Paul Brothers

No. 15, 10
- Position: Quarterback

Personal information
- Born: April 18, 1945 (age 81) Rock Springs, Wyoming, U.S.
- Listed height: 6 ft 1 in (1.85 m)
- Listed weight: 190 lb (86 kg)

Career information
- High school: Roseburg (OR)
- College: Oregon State
- NFL draft: 1967: 16th round, 416th overall pick

Career history
- 1967: Eugene Bombers
- 1968–1971: BC Lions
- 1971–1972: Ottawa Rough Riders

Awards and highlights
- Second-team All-Pac-8 (1966);

Career CFL statistics
- Passing comp: 516
- Passing att: 1032
- Passing yards: 7332
- Passing TDs: 36

= Paul Brothers (Canadian football) =

American gridiron football player (born 1945)

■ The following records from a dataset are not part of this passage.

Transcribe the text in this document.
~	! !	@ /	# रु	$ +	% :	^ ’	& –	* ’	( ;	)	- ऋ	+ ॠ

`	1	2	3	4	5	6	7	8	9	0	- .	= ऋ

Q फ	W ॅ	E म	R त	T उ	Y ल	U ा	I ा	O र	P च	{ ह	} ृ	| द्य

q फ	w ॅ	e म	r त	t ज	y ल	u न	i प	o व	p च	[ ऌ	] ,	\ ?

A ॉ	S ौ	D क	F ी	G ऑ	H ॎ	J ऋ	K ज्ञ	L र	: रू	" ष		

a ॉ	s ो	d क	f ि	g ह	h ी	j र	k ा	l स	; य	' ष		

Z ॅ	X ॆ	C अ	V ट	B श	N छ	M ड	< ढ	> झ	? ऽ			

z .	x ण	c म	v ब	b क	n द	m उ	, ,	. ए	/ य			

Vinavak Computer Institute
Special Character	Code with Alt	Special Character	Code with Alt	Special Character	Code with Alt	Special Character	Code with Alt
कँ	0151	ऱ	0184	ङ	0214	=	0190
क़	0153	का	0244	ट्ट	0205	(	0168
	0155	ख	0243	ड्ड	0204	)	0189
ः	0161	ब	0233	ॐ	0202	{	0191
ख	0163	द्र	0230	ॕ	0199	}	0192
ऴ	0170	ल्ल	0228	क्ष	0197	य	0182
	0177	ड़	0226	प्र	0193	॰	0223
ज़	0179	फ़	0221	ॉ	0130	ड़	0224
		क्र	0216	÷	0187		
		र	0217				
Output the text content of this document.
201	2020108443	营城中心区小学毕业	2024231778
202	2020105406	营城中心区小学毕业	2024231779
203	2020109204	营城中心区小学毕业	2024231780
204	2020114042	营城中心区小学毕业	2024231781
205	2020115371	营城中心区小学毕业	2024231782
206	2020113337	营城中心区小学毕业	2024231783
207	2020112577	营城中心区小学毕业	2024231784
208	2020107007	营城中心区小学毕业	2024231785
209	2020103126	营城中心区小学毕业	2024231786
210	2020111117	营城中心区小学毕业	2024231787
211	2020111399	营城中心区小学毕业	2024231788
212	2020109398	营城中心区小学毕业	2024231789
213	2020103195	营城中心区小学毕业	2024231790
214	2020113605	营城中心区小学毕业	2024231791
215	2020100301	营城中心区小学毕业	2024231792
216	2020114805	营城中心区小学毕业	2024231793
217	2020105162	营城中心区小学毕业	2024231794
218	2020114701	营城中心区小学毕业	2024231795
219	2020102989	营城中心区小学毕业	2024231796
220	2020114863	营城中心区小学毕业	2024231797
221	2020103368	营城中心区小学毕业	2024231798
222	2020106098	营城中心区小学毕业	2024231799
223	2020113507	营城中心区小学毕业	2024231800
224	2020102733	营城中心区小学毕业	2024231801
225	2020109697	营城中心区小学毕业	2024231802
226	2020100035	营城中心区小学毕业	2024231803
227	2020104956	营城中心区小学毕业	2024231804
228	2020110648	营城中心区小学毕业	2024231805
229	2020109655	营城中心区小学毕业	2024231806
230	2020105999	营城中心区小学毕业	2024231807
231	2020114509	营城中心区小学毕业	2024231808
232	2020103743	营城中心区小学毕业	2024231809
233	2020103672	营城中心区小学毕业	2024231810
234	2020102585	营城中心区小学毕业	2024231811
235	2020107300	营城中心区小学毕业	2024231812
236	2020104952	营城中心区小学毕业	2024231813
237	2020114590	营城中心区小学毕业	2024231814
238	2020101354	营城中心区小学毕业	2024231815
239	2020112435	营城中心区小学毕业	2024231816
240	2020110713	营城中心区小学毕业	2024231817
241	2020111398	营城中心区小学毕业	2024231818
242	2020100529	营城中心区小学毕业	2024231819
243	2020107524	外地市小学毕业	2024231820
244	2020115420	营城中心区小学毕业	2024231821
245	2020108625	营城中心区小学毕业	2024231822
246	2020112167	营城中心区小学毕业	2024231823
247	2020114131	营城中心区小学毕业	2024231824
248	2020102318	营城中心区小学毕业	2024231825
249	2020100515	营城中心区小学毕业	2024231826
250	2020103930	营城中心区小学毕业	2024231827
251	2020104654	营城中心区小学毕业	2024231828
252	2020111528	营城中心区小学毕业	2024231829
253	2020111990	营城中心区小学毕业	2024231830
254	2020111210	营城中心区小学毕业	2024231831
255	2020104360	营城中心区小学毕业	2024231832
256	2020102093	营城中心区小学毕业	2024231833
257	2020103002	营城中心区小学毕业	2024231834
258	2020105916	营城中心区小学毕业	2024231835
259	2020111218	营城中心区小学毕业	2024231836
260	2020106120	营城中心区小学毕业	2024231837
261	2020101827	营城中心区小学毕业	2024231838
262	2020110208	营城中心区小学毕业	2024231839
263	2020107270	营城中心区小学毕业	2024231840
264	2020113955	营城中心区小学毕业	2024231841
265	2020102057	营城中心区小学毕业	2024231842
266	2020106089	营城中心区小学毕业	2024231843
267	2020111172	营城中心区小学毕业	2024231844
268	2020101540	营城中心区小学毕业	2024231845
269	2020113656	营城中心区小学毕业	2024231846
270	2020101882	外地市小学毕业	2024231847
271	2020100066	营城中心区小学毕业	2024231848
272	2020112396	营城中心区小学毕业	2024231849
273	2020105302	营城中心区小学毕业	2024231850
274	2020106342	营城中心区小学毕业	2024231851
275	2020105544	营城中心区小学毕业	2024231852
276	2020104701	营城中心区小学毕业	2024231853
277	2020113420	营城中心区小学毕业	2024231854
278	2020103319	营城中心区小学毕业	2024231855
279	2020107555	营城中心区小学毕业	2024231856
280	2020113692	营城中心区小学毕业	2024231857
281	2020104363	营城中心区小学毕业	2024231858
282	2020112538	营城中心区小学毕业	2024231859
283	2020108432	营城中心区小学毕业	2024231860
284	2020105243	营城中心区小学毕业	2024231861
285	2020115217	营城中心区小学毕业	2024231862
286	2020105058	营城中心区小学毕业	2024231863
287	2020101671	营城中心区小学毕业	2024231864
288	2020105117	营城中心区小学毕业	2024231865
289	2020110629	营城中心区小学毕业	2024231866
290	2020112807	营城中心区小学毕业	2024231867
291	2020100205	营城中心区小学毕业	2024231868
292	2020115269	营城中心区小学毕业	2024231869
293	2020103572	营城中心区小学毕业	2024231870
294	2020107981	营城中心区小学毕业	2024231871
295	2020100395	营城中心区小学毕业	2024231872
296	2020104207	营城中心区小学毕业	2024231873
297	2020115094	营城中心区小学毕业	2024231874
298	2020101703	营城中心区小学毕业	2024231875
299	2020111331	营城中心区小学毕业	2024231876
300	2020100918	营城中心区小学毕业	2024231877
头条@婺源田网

Paul Brothers (born April 18, 1945) is an American former football quarterback in the Canadian Football League (CFL) for the BC Lions and Ottawa Rough Riders. He was selected by the Dallas Cowboys in the sixteenth round of the 1967 NFL/AFL draft. He played college football at Oregon State University.

==Early life==
Brothers was a two-time All-State quarterback at Roseburg High School, where he led the team to a football state championship in 1961. Following graduation in 1963, he stayed in state to play at Oregon State University in Corvallis.

==College career==
Brothers accepted a football scholarship from Oregon State University to play under head coach Tommy Prothro. As a sophomore in 1964, he was named the starter at quarterback after a season-opening 3–7 loss at Northwestern. He led the Beavers to eight wins in the next nine games, the Pac-8 title, and the Rose Bowl, where they lost 7–34 to Michigan.

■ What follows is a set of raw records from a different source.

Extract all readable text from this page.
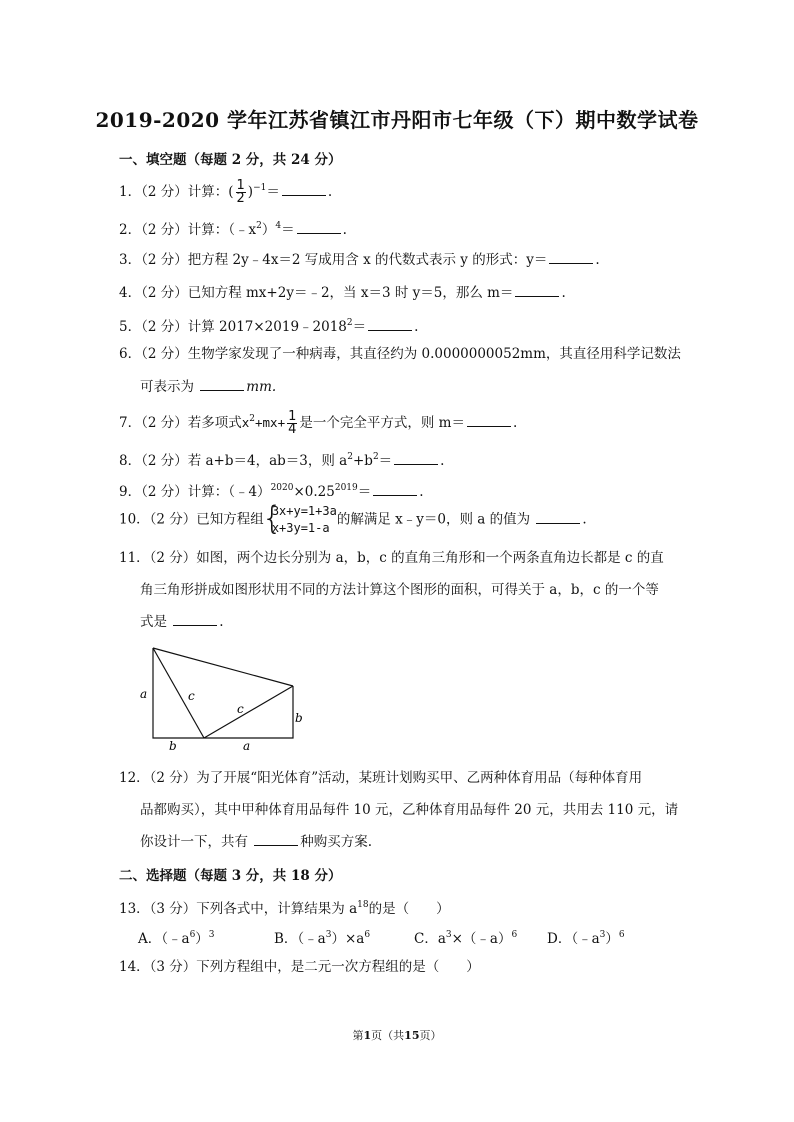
2019-2020 学年江苏省镇江市丹阳市七年级（下）期中数学试卷
一、填空题（每题 2 分，共 24 分）
1．（2 分）计算：( $\frac{1}{2} )^{-1}=$	.
2．（2 分）计算：$(﹣x^2)^4=$	.
3．（2 分）把方程 2y﹣4x＝2 写成用含 x 的代数式表示 y 的形式：y＝	.
4．（2 分）已知方程 mx+2y＝﹣2，当 x＝3 时 y＝5，那么 m＝	.
5．（2 分）计算 $2017\times 2019﹣2018^2=$	.
6．（2 分）生物学家发现了一种病毒，其直径约为 0.0000000052mm，其直径用科学记数法
可表示为	mm.
7．（2 分）若多项式$x^2+mx+ \frac{1}{4}$ 是一个完全平方式，则 m＝	.
8．（2 分）若 a+b＝4，ab＝3，则 $a^2+b^2=$	.
9．（2 分）计算：$(﹣4)^{2020}\times 0.25^{2019}=$	.
10．（2 分）已知方程组
{
3x+y=1+3a
x+3y=1-a
的解满足 x﹣y＝0，则 a 的值为	.
11．（2 分）如图，两个边长分别为 a，b，c 的直角三角形和一个两条直角边长都是 c 的直
角三角形拼成如图形状用不同的方法计算这个图形的面积，可得关于 a，b，c 的一个等
式是	.
a	c
c
b
b	a
12．（2 分）为了开展“阳光体育”活动，某班计划购买甲、乙两种体育用品（每种体育用
品都购买），其中甲种体育用品每件 10 元，乙种体育用品每件 20 元，共用去 110 元，请
你设计一下，共有	种购买方案.
二、选择题（每题 3 分，共 18 分）
13．（3 分）下列各式中，计算结果为 $a^{18}$的是（　　）
A．$(﹣a^6)^3$	B．$(﹣a^3)\times a^6$	C．$a^3\times(﹣a)^6$ D．$(﹣a^3)^6$
14．（3 分）下列方程组中，是二元一次方程组的是（　　）
第1页（共15页）
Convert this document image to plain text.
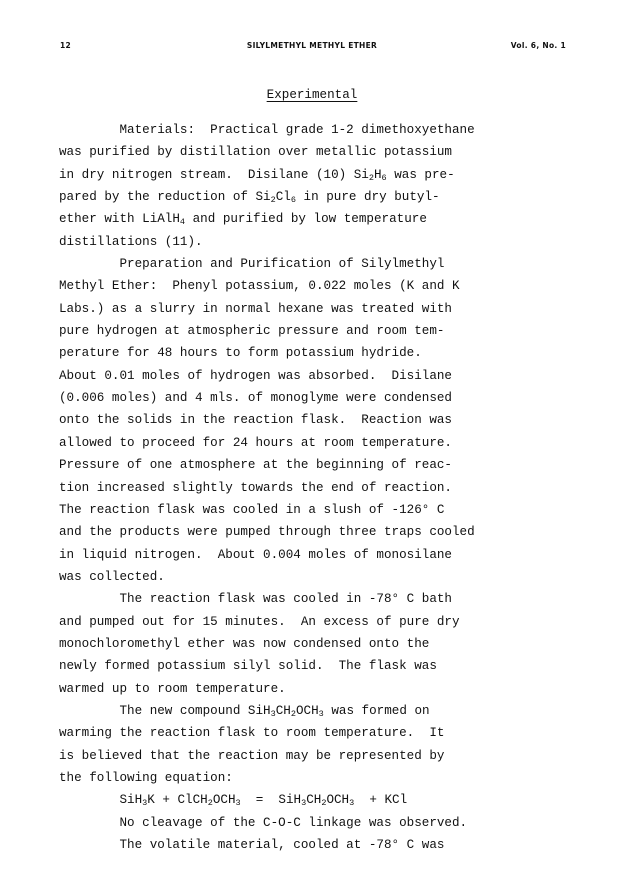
12	SILYLMETHYL METHYL ETHER	Vol. 6, No. 1
Experimental
Materials:  Practical grade 1-2 dimethoxyethane
was purified by distillation over metallic potassium
in dry nitrogen stream.  Disilane (10) $Si_2H_6$ was pre-
pared by the reduction of $Si_2Cl_6$ in pure dry butyl-
ether with LiAlH$_4$ and purified by low temperature
distillations (11).
Preparation and Purification of Silylmethyl
Methyl Ether:  Phenyl potassium, 0.022 moles (K and K
Labs.) as a slurry in normal hexane was treated with
pure hydrogen at atmospheric pressure and room tem-
perature for 48 hours to form potassium hydride.
About 0.01 moles of hydrogen was absorbed.  Disilane
(0.006 moles) and 4 mls. of monoglyme were condensed
onto the solids in the reaction flask.  Reaction was
allowed to proceed for 24 hours at room temperature.
Pressure of one atmosphere at the beginning of reac-
tion increased slightly towards the end of reaction.
The reaction flask was cooled in a slush of -126° C
and the products were pumped through three traps cooled
in liquid nitrogen.  About 0.004 moles of monosilane
was collected.
The reaction flask was cooled in -78° C bath
and pumped out for 15 minutes.  An excess of pure dry
monochloromethyl ether was now condensed onto the
newly formed potassium silyl solid.  The flask was
warmed up to room temperature.
The new compound $SiH_3CH_2OCH_3$ was formed on
warming the reaction flask to room temperature.  It
is believed that the reaction may be represented by
the following equation:
$SiH_3K + ClCH_2OCH_3 = SiH_3CH_2OCH_3$  + KCl
No cleavage of the C-O-C linkage was observed.
The volatile material, cooled at -78° C was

In his senior season in 1966, under second-year head coach Dee Andros, injuries forced Brothers to split time with sophomore Steve Preece. He finished his career as a three-year starter, recording 184 completions out of 404 attempts (45.5 avg.), 2,151 passing yards, 15 touchdowns, 17 interceptions, 376 carries for 1,090 yards (2.9-yard avg.) and 13 rushing touchdowns. At the time, Brothers ranked second in school history (behind Terry Baker) in total offense.

He was inducted into the OSU Athletics Hall of Fame in 1997 and the Oregon Sports Hall of Fame in 2010.

==Professional career==
Brothers was selected by the Dallas Cowboys in the sixteenth round (416th overall) of the 1967 NFL/AFL draft, but opted not to sign with the team.

On March 14, 1967, he was signed by the BC Lions of the Canadian Football League, who already had veteran quarterback Joe Kapp, but did not know if he would re-sign. In July, Brothers was waived after the Lions had previously acquired Bernie Faloney to be their starting quarterback. On August 5, he was sent to the Eugene Bombers of the Continental Football League to gain more experience.

In 1968, Brothers was one of the three starters at quarterback that the Lions used during the season. Named the starter in 1969, he had 200 completions (tied for third in club history) out of 406 attempts, 2,671 passing yards, 14 touchdowns, and 33 interceptions. In 1970, Brothers posted 2,604 passing yards, 14 touchdowns, and 19 interceptions. On September 8, 1971, he was released after starting seven games with a 3–4 record; overall, he started 48 games for the Lions.

On September 14, 1971, Brothers began a five-game trial with the Ottawa Rough Riders, eventually earning a permanent role. On June 17, 1973, he announced his retirement to focus on his real estate business in Oregon.

==Coaching career==
Back in Oregon, Brothers coached football and girls basketball at Marist High School in Eugene from 1975 to 1986 with a record of 196-139.

He joined the Willamette High School girls basketball program before the 1993-94 season, where he had a coaching record of 437-122, 17 consecutive postseason appearances, and won four Class 5A state championships (2007, 2009, 2013 and 2014). He retired in 2014.